EDITORIAL E-CONSERVATION

 O APRENDIZADO CONTÍNUO 

Eu percebi recentemente, uma tendência na conservadores jovens que, depois de trabalhar no campo por vários anos, vão voltar a estudar. E este, não necessariamente para conseguir um curso mais avançado em sua área, que já dominam, mas para obter um segundo grau em um campo relacionado para ajudar a expandir sua área de especialização profissional. Estudando química, por exemplo, vai ajudar os conservadores não só para compreender os meandros da deterioração das obras de arte, mas também irá permitir que os conservadores para fazer pesquisas e se envolver na esfera científica do campo.
Estas são de modo algum casos isolados. Mais e mais pessoas estão voltando para a escola em algum momento de suas vidas para perseguir um segundo grau ou algum outro tipo de formação avançada. Muitas pessoas param de estudar depois que saem da faculdade, no entanto eles podem achar que as habilidades que aprendeu originalmente pode não ser válido para o resto de suas vidas. A necessidade de actualizar as suas competências ou adquirir novos é agora mais forte do que nunca.
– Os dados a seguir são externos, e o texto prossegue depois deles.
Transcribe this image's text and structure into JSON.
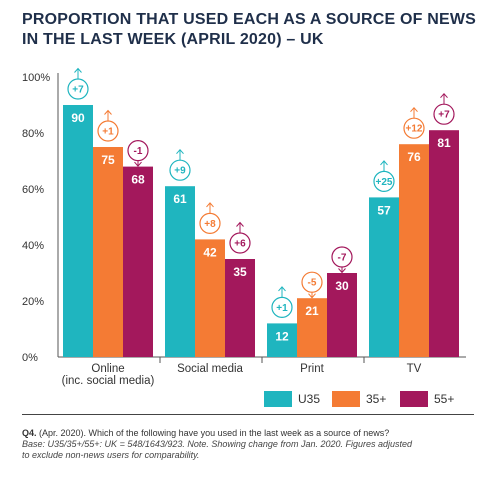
{
  "title_lines": [
    "PROPORTION THAT USED EACH AS A SOURCE OF NEWS",
    "IN THE LAST WEEK (APRIL 2020) – UK"
  ],
  "chart_data": {
    "type": "bar",
    "title": "PROPORTION THAT USED EACH AS A SOURCE OF NEWS IN THE LAST WEEK (APRIL 2020) – UK",
    "categories": [
      [
        "Online",
        "(inc. social media)"
      ],
      [
        "Social media"
      ],
      [
        "Print"
      ],
      [
        "TV"
      ]
    ],
    "series": [
      {
        "name": "U35",
        "color": "#1fb5bf",
        "values": [
          90,
          61,
          12,
          57
        ],
        "changes": [
          "+7",
          "+9",
          "+1",
          "+25"
        ],
        "direction": [
          "up",
          "up",
          "up",
          "up"
        ]
      },
      {
        "name": "35+",
        "color": "#f47b34",
        "values": [
          75,
          42,
          21,
          76
        ],
        "changes": [
          "+1",
          "+8",
          "-5",
          "+12"
        ],
        "direction": [
          "up",
          "up",
          "down",
          "up"
        ]
      },
      {
        "name": "55+",
        "color": "#a3185c",
        "values": [
          68,
          35,
          30,
          81
        ],
        "changes": [
          "-1",
          "+6",
          "-7",
          "+7"
        ],
        "direction": [
          "down",
          "up",
          "down",
          "up"
        ]
      }
    ],
    "y_ticks": [
      "0%",
      "20%",
      "40%",
      "60%",
      "80%",
      "100%"
    ],
    "ylim": [
      0,
      100
    ],
    "legend": "bottom-right",
    "grid": false
  },
  "footnote": {
    "q_label": "Q4.",
    "q_text": " (Apr. 2020). Which of the following have you used in the last week as a source of news?",
    "base_text": "Base: U35/35+/55+: UK = 548/1643/923. Note. Showing change from Jan. 2020. Figures adjusted",
    "base_text2": "to exclude non-news users for comparability."
  }
}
Como médicos, os conservadores se tornam especialistas por manter-se atualizado com as últimas inovações, materiais e tecnologias. Afinal, a conservação é um campo em constante evolução. Aprendemos todos os dias, a partir de nosso trabalho, que gera experiência instrutiva que então se acumula ao longo dos anos, aprendemos assistindo conferências, indo a reuniões profissionais, aprendemos simplesmente lendo um artigo. Mas isso não é uma formação sistemática e dificilmente é suficiente para adquirir novas habilidades. Aqui é onde a aprendizagem ao longo da vida entra em cena.
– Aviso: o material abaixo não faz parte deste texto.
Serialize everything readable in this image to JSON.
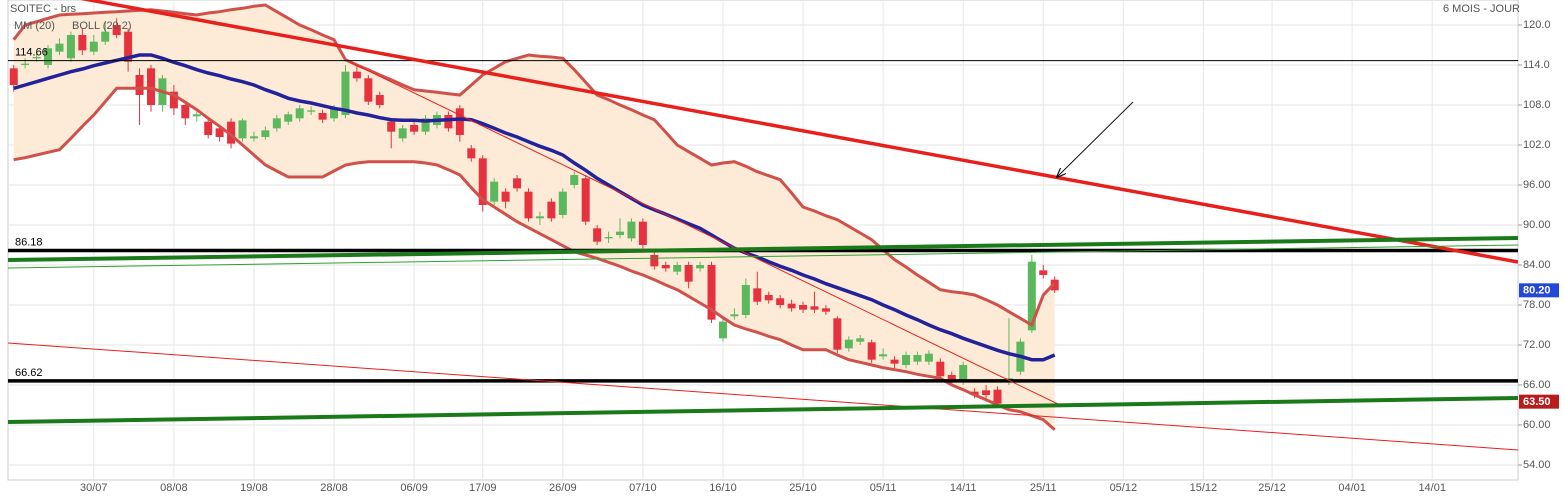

Aprendizagem ao longo da vida é um conceito abrangente de aprendizagem contínua ao longo de uma vida. É muito simples, mas tem sido promovida de maneira diferente de país para país. Enquanto em países anglo-saxónicos este é um conceito difundido nos países do sul da Europa, pode ser visto como uma fraqueza. De fato, depois de praticar durante muitos anos, nos tornamos especialistas em nosso campo. Assim, pode-se pensar, se eu já sou um especialista, por que eu preciso fazer mais cursos? Não vai que realmente ser um sinal de que eu duvido de mim mesmo? Quando na verdade, é completamente o oposto. Não é à toa que em países onde existem regimes de acreditação na conservação, a aprendizagem ao longo da vida é considerado como um critério importante a ser aceitos e reconhecidos como especialistas.
Aprendizagem adequada exige um tutor experiente, que pode entregar o conhecimento que você procure da melhor maneira. Dependendo do seu caso em particular e seus objetivos, você pode ter uma ampla gama de possibilidades, desde a simples assistir a um curso de curta duração para voltar à faculdade para obter um diploma de pós-graduação ou mestrado. Hoje em dia, você ainda pode fazer isso online.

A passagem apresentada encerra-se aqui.